A Feature Engineering Approach for Literary and Colloquial Tamil Speech Classification using 1D-CNN

In ideal human computer interaction (HCI), the colloquial form of a language would be preferred by most users, since it is the form used in their day-to-day conversations. However, there is also an undeniable necessity to preserve the formal literary form. By embracing the new and preserving the old, both service to the common man (practicality) and service to the language itself (conservation) can be rendered. Hence, it is ideal for computers to have the ability to accept, process, and converse in both forms of the language, as required. To address this, it is first necessary to identify the form of the input speech, which in the current work is between literary and colloquial Tamil speech. Such a front-end system must consist of a simple, effective, and lightweight classifier that is trained on a few effective features that are capable of capturing the underlying patterns of the speech signal. To accomplish this, a one-dimensional convolutional neural network (1D-CNN) that learns the envelope of features across time, is proposed. The network is trained on a select number of handcrafted features initially, and then on Mel frequency cepstral coefficients (MFCC) for comparison. The handcrafted features were selected to address various aspects of speech such as the spectral and temporal characteristics, prosody, and voice quality. The features are initially analyzed by considering ten parallel utterances and observing the trend of each feature with respect to time. The proposed 1D-CNN, trained using the handcrafted features, offers an F1 score of 0.9803, while that trained on the MFCC offers an F1 score of 0.9895. In light of this, feature ablation and feature combination are explored. When the best ranked handcrafted features, from the feature ablation study, are combined with the MFCC, they offer the best results with an F1 score of 0.9946.

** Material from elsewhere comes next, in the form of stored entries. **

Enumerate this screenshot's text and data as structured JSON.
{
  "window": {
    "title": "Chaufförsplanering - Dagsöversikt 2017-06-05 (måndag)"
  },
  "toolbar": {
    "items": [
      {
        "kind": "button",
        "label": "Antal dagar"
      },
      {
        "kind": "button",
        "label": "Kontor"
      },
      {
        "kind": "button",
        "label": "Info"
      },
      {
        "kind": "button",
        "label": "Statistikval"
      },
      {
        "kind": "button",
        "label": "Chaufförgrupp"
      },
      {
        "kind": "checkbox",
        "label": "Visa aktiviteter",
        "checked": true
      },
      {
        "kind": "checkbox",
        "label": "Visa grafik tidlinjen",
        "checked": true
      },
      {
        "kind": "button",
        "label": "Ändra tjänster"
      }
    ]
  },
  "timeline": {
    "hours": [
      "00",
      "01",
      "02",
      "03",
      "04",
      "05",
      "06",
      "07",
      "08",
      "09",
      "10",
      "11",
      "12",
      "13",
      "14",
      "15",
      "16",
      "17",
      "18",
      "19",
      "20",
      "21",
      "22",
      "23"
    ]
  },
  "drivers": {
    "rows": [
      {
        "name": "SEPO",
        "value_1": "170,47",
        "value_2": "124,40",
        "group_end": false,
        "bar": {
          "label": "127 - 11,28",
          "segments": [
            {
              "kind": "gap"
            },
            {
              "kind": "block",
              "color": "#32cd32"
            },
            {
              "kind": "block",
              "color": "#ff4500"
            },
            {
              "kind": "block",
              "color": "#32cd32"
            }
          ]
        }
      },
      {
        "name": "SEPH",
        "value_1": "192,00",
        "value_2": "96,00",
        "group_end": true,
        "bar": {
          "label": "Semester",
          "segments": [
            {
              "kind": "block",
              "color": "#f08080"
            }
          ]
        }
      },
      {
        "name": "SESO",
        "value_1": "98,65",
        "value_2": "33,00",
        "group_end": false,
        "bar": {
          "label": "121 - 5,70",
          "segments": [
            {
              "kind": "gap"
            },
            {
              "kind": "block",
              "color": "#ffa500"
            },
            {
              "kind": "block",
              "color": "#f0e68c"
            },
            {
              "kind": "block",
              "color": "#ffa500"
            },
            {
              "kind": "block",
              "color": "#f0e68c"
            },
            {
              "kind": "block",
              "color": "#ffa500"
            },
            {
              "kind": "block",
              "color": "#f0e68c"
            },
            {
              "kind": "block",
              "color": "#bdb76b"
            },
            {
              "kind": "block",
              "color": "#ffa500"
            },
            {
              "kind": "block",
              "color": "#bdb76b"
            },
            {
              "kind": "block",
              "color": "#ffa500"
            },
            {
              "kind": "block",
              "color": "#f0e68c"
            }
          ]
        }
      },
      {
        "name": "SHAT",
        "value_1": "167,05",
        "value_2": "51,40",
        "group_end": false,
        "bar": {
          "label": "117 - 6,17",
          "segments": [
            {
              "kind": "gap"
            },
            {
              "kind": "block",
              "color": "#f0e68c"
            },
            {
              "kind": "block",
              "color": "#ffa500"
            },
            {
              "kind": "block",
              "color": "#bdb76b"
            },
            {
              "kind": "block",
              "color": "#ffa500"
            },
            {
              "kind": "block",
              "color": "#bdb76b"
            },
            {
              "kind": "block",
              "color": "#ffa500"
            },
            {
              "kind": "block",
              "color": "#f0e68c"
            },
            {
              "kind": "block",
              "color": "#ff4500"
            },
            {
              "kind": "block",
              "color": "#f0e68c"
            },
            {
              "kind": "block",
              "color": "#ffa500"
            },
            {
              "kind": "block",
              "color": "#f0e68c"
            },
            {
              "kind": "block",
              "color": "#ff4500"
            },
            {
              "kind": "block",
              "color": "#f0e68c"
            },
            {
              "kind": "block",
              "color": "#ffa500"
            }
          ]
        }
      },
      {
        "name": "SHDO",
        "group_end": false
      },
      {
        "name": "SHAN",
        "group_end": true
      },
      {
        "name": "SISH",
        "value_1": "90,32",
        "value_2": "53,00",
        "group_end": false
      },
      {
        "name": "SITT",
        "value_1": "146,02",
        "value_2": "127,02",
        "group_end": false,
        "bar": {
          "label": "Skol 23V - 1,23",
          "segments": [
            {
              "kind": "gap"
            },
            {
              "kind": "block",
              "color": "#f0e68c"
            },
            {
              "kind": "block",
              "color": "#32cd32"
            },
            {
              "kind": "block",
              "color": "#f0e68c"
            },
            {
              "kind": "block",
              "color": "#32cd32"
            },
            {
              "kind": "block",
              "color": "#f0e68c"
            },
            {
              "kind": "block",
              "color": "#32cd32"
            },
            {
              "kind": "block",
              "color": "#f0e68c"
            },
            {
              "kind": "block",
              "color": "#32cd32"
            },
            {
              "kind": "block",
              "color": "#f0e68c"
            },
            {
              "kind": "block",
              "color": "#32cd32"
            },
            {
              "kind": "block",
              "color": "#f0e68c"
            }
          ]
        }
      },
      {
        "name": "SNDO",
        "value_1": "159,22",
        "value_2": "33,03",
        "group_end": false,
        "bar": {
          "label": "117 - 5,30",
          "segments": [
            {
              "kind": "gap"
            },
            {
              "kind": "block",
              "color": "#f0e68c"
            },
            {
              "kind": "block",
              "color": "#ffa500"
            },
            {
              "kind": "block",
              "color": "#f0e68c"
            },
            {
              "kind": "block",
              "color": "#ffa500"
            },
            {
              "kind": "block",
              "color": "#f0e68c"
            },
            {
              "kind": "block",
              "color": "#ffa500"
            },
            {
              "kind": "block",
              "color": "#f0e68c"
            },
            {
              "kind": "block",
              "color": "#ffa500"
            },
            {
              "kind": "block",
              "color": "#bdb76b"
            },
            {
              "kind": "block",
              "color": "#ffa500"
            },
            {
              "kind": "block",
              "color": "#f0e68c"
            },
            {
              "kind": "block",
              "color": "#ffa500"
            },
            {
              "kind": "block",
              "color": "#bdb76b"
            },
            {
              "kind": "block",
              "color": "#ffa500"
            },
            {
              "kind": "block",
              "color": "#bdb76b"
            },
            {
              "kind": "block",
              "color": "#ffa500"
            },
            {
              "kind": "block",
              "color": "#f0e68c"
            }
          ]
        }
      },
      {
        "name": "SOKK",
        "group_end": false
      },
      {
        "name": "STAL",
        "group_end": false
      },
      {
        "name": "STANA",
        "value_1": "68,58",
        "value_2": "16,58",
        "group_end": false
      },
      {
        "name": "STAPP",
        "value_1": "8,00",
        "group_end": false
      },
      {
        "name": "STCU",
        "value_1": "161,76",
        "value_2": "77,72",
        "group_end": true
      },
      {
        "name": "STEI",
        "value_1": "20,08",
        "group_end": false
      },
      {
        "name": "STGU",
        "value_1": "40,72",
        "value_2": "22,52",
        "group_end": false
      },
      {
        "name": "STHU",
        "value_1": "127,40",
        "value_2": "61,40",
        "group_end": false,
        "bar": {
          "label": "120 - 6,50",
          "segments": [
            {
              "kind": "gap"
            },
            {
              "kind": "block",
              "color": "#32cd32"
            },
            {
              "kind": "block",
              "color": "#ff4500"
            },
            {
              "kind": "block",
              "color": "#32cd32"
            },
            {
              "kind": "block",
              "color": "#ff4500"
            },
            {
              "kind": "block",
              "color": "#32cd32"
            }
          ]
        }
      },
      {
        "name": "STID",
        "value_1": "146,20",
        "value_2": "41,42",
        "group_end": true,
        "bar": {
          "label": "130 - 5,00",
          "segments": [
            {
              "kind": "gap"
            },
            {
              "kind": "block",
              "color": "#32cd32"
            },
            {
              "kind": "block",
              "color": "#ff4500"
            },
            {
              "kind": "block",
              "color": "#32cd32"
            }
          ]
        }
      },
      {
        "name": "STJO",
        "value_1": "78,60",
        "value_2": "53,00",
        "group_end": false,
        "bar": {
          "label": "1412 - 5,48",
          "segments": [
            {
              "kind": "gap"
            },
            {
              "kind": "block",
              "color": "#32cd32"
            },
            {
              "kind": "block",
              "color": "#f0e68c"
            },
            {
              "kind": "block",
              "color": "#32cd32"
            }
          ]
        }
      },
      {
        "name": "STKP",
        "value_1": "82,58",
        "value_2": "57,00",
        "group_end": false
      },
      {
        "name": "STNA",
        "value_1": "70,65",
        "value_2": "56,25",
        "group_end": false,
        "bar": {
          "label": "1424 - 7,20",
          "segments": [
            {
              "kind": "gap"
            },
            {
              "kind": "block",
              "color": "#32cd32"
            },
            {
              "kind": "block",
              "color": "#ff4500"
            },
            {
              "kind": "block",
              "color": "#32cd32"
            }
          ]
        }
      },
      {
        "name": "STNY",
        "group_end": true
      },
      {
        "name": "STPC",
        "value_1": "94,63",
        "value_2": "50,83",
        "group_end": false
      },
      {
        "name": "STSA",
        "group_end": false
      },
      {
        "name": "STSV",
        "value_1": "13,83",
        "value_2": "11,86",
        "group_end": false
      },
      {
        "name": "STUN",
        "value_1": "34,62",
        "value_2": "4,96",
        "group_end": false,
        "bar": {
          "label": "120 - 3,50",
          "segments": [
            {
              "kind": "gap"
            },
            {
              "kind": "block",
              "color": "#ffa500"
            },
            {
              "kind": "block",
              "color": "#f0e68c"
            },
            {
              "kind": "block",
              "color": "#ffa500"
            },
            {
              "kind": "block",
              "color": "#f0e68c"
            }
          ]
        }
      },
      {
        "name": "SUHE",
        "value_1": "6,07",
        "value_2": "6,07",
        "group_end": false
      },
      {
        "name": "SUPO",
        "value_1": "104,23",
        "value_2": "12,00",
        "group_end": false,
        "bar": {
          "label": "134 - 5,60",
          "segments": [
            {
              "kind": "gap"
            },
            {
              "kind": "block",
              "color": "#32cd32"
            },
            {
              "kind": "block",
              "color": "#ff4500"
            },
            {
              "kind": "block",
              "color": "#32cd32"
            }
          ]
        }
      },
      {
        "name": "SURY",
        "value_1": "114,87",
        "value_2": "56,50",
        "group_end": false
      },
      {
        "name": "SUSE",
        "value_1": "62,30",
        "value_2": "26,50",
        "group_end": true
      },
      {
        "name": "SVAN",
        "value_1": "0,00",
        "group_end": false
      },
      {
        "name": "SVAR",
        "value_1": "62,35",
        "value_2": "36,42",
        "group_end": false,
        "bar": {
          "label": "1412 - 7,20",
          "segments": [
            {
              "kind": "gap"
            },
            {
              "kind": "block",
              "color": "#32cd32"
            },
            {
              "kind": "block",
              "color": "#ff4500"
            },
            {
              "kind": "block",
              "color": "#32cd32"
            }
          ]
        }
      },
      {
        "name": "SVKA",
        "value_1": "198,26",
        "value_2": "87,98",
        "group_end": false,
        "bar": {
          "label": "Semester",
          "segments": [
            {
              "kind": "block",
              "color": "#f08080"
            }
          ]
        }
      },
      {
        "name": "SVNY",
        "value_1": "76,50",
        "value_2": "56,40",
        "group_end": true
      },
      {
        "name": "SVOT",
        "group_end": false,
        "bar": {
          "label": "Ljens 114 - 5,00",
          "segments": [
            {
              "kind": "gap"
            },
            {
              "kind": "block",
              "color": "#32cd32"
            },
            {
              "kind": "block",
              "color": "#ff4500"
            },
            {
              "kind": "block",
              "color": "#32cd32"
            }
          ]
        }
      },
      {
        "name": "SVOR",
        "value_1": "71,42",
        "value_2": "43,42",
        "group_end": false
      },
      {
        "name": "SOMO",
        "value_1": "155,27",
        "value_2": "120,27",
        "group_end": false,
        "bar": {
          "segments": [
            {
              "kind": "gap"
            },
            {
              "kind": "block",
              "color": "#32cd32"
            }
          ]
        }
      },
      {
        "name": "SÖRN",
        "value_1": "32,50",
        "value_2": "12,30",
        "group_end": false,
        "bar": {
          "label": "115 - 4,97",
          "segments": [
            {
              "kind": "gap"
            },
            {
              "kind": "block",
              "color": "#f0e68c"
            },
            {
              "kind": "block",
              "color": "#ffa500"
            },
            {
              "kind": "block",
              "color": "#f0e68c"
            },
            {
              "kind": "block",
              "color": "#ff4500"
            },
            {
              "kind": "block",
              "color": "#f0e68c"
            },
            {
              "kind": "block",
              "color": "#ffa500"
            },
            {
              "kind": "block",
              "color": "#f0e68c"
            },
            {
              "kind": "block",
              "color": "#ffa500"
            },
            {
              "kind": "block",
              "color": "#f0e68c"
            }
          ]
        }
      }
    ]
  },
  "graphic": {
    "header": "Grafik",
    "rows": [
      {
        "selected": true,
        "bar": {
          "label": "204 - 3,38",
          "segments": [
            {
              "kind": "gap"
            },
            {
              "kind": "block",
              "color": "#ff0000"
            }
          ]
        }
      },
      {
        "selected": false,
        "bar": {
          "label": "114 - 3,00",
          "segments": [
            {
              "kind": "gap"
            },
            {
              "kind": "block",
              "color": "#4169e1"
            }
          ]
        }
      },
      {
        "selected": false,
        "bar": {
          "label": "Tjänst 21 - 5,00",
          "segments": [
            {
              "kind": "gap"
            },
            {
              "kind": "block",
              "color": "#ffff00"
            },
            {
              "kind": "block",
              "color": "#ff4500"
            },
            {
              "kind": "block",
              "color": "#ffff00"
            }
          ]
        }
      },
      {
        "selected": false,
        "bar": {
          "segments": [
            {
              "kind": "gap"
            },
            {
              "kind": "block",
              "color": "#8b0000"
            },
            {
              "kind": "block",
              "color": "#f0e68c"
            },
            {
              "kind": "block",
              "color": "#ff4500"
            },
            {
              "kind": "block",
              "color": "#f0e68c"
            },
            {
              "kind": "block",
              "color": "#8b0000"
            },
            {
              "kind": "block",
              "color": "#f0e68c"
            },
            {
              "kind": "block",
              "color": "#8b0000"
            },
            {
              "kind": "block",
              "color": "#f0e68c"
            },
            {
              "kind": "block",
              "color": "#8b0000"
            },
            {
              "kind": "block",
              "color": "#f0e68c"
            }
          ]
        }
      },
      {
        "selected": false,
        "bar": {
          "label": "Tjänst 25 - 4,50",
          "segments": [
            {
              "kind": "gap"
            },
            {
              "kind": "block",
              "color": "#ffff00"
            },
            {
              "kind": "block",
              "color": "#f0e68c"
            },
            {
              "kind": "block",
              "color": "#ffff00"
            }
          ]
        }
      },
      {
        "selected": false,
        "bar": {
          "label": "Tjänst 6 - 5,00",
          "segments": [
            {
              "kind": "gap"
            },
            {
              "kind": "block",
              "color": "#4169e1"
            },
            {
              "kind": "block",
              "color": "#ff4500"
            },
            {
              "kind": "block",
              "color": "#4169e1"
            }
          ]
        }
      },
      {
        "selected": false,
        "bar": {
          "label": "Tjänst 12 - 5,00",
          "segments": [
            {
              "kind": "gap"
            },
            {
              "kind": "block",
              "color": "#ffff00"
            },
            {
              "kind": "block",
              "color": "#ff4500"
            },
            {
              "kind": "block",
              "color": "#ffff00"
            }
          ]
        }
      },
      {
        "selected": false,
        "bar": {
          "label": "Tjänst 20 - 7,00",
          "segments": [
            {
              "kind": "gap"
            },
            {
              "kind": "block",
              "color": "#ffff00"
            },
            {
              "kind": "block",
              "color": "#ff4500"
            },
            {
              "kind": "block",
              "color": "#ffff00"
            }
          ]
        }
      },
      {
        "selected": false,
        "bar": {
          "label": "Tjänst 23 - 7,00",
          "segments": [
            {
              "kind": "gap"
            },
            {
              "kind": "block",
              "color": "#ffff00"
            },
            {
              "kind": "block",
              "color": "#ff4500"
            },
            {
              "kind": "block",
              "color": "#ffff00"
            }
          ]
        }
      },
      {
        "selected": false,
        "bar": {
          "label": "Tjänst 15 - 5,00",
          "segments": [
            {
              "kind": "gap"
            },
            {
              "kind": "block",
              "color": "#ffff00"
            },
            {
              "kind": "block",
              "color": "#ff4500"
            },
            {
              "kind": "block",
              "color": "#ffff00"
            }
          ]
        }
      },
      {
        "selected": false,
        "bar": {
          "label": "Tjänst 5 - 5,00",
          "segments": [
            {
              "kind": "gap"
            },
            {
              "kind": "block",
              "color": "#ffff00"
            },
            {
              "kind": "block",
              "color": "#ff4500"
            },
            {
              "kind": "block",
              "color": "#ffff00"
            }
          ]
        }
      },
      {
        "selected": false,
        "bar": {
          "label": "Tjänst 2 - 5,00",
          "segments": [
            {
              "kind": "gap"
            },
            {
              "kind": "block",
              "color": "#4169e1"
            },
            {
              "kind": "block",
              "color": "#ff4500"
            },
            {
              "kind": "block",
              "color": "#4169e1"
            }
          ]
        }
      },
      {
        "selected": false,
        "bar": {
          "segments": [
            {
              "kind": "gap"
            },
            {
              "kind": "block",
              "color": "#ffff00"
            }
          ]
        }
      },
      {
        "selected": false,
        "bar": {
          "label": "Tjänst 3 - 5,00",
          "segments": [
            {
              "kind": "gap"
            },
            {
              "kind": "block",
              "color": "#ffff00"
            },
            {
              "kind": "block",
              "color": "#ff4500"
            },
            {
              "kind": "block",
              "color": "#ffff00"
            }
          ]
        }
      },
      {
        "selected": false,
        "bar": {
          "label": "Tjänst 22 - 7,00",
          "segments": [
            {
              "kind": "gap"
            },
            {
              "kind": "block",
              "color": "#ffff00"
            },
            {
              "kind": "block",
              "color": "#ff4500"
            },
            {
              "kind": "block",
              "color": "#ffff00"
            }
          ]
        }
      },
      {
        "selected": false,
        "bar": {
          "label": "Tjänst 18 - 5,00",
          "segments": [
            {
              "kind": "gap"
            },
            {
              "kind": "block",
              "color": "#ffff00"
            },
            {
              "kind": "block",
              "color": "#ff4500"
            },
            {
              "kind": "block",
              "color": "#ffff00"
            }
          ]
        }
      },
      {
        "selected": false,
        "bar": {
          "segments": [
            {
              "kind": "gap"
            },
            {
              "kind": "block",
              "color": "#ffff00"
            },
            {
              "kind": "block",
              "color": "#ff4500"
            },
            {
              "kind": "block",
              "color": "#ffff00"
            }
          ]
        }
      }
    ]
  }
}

翻译：在理想的人机交互中，语言的日常口语形式因其符合用户的日常对话习惯而更受青睐。然而，保护正式书面语形式亦具有不可否认的必要性。通过接纳新形式并保留旧形式，既能服务于大众（实用性），也能服务于语言本身（保护性）。因此，理想的计算机应能根据需要接受、处理并使用这两种语言形式进行交互。为实现这一目标，首先需要识别输入语音的形式，本研究即针对泰米尔语的书面语与口语语音进行区分。此类前端系统必须包含一个简单、高效且轻量级的分类器，该分类器需基于少量能捕捉语音信号底层模式的有效特征进行训练。为此，本文提出一种一维卷积神经网络，该网络能够学习特征随时间变化的包络。网络首先基于精选的手工设计特征进行训练，随后使用梅尔频率倒谱系数进行对比训练。手工设计特征的选择涵盖了语音的多个方面，包括频谱与时间特性、韵律及音质。通过分析十条平行语音样本并观察各特征随时间的变化趋势，对这些特征进行了初步分析。使用手工特征训练的所提一维卷积神经网络取得了0.9803的F1分数，而基于MFCC训练的模型则获得0.9895的F1分数。在此基础上，本文进一步探索了特征消融与特征组合策略。将特征消融研究中排名最优的手工特征与MFCC结合后，取得了最佳结果，F1分数达到0.9946。